Effects of mineral salts and calcium chelating agents on the functionalities of milk protein concentrate prepared by ultrafiltration
Functionality of milk protein concentrates can be tailored by modifying state of casein micelles through manipulation of processing conditions including temperature, pH and/or addition of calcium chelators. The objective of this study was to investigate the effect of calcium and calcium chelating agents (EDTA and citrate) on the performance of membrane ultrafiltration (UF) process and the functionalities of resulting milk protein concentrates (MPC). Skim milk adjusted to pH 5.9 was pre-treated with EDTA or citric acid (10, 20 or 30 mmol) and ultrafiltered using a polyethersulfone (PES) membrane at 15°C to five times concentration factor. The membrane performance was measured by the permeate flux during UF process. Used membranes were examined using scanning electron microscopy (SEM). The MPC samples were freeze dried and powders were assessed for physical functionalities including solubility, heat stability and emulsification.

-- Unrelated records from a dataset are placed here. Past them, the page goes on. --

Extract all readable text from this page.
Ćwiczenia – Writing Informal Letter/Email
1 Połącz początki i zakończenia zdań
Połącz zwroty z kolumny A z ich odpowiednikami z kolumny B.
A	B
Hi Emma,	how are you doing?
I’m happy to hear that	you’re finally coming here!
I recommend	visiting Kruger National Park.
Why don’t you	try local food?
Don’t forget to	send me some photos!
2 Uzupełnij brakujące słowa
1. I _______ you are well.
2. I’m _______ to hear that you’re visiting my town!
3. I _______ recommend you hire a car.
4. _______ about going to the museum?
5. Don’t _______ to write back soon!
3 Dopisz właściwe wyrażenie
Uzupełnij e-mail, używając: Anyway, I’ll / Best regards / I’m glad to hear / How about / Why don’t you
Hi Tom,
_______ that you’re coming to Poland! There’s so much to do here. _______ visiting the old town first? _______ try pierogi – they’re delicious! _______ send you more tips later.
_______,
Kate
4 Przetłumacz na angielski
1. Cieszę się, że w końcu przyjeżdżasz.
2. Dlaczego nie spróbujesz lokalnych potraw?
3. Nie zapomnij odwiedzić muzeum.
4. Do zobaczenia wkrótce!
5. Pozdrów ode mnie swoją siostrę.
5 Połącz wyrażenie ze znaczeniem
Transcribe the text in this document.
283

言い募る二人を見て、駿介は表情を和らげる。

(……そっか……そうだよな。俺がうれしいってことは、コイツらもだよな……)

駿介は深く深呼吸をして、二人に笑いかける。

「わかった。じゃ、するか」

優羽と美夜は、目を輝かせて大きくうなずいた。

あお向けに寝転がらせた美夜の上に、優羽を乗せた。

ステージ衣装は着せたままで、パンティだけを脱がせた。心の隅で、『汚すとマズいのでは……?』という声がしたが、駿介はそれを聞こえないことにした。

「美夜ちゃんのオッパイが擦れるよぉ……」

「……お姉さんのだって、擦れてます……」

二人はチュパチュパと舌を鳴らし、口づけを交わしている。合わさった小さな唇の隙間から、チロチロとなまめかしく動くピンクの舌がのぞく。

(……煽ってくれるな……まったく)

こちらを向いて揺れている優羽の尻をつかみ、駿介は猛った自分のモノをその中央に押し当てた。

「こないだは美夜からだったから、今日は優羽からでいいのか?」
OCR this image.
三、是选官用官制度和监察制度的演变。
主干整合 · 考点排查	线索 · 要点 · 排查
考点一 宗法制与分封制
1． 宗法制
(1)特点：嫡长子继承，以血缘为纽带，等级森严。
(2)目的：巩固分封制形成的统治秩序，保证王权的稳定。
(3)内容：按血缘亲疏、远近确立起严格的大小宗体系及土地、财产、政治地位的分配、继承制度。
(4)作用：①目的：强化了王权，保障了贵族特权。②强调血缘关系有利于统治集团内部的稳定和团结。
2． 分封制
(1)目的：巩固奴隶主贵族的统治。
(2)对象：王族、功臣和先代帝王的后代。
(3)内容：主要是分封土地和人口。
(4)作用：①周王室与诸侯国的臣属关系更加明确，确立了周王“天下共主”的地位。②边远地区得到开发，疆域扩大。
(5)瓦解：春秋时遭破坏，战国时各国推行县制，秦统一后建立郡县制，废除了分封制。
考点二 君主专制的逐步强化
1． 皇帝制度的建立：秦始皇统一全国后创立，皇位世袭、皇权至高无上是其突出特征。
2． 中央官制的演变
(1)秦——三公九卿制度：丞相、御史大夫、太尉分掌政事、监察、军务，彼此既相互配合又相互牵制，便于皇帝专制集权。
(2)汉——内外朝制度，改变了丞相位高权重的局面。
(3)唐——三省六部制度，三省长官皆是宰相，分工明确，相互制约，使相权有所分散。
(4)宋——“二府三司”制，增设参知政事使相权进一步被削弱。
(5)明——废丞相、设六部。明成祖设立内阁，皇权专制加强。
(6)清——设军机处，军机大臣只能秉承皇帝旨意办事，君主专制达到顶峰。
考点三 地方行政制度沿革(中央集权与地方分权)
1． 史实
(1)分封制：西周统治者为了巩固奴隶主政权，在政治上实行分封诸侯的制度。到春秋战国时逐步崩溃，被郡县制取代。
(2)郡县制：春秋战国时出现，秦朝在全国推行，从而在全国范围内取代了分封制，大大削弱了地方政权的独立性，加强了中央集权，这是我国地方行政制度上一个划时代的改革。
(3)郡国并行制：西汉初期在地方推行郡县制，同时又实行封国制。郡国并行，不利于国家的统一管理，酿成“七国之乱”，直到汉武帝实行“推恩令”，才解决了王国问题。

Addition of chilators led to a shift in a protein-mineral equilibrium and calcium dissociation from the casein micelle. The total calcium in the final MPC was reduced (p<0.05) from 191 (control) to 131 mM or 135 mM for skim milk pre-treated with 30 mmol of EDTA or citrate, respectively. The casein micelle particle size was subsequently reduced (p<0.05) from 200 nm (control) to 28 nm or 24 nm for the milk pre-treated with EDTA or citrate at concentrations equal to or greater than 20 mmol. Consequently, solubility of the MPC increased (p<0.05) from 92% (control) to 98% (ETDA, ≥20 mmol) or 98.9% (citrate, 30 mmol); heat stability was also enhanced (p<0.05) from 78% (control) to 83% (EDTA, 20 mmol) or 87% (citrate, ≥20 mmol). The emulsion capacity has increased from 1170 (control) to 1392 or 1459 (g oil/ g protein) (p<0.05) when 30 mmol of EDTA or citrate were added, respectively. Addition of EDTA or citrate hindered the membrane performance as observed by reduced permeate flux from 10.5 kg/h.m2 (control) to 7.9 kg/h.m2 (EDTA, ≥20 mmol) and 8.6 kg/h.m2(citrate, ≥20 mmol) at the start of UF. Consequently UF processing time increased from 5 h (control) to 7 h (EDTA) or 6 h (citrate).
This work has provided new insights into the relationship between calcium, calcium chelators and their influence on the casein micelle size and the physico-chemical properties of MPC produced using UF, and also demonstrated the potential of using EDTA and citrate acid to manipulate MPC product functionality using UF.
Keywords: Milk Protein Concentrate (MPC), Functionality, Ultrafiltration (UF), Membrane, Calcium Chelator, Casein Micelle.